I guess what I'm doing right now is life at two removes: writing about writing about life. But I feel like I've spent little enough time examining lately that I can stand to step back for a moment. My real life is enhanced and stabilized by my attempts to articulate it, if only to myself. Still, here I am at the end of the summer, tying up loose ends on one life while I stare down the next, with two dozen embryonic proto-essays languishing in my notebook. It's okay; I had other things to do, I was working, I was exploring, I was making friends. The only direct casualty of all that realness is those pieces, which might still see the light of day, but could have seen it with more brightness and immediacy. Instead I thought about them, second-guessed, hemmed, hawed, feared, and forgot about them as new experiences took their place in my imagination.
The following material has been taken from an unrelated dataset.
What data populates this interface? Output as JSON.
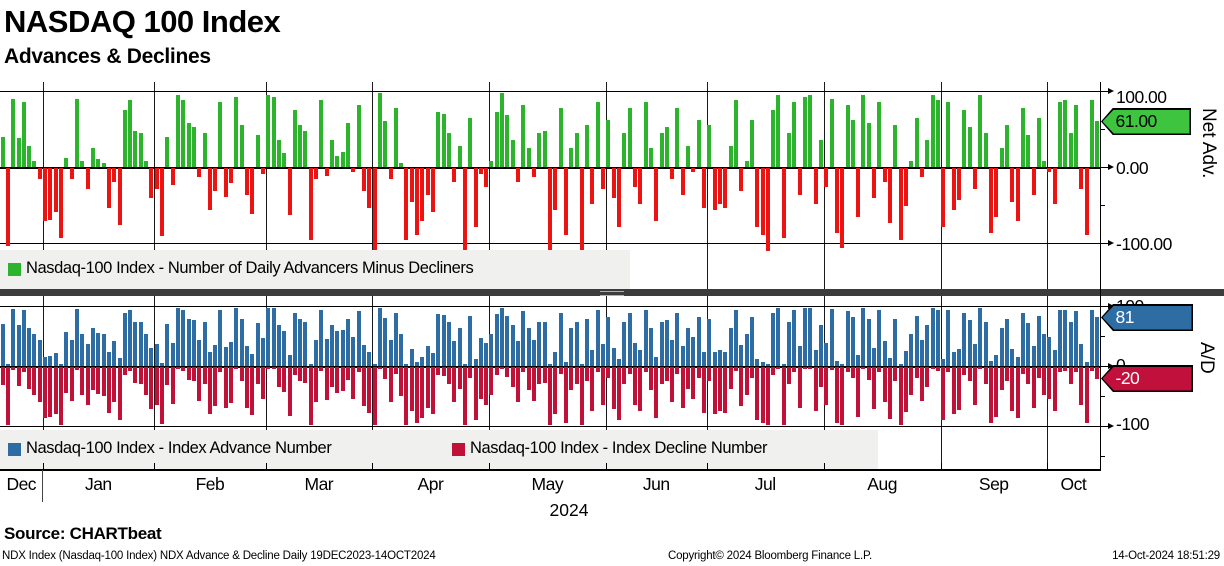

I guess I'm saying I want to take time to distill more sparks from my real rich lovely life into thinking and ultimately writing. But inasmuch as writing is also a subset of living, a visceral mortal activity to be drunk to the lees, I could stand to think less and act more.
A gorgeous girl introduced me to Hildegard von Bingen today, a 12th-century German mystic who had a vision. One thing she saw was the embodied and anthropomorphized Fear of God. It's a woman.
1 comment:
I struggle with this all the time. When I took Creative Non-fiction a year ago my teacher talked to us about this concept all of the time. To be a writer, essentially, is to dwell in the make-believe world of the past, it completely dismisses any concept of living in the Here and Now. Very anti-Buddhist... :) But for those of us who write...it's a bit of an addiction. I can't not write, even if I know it dregs up demons.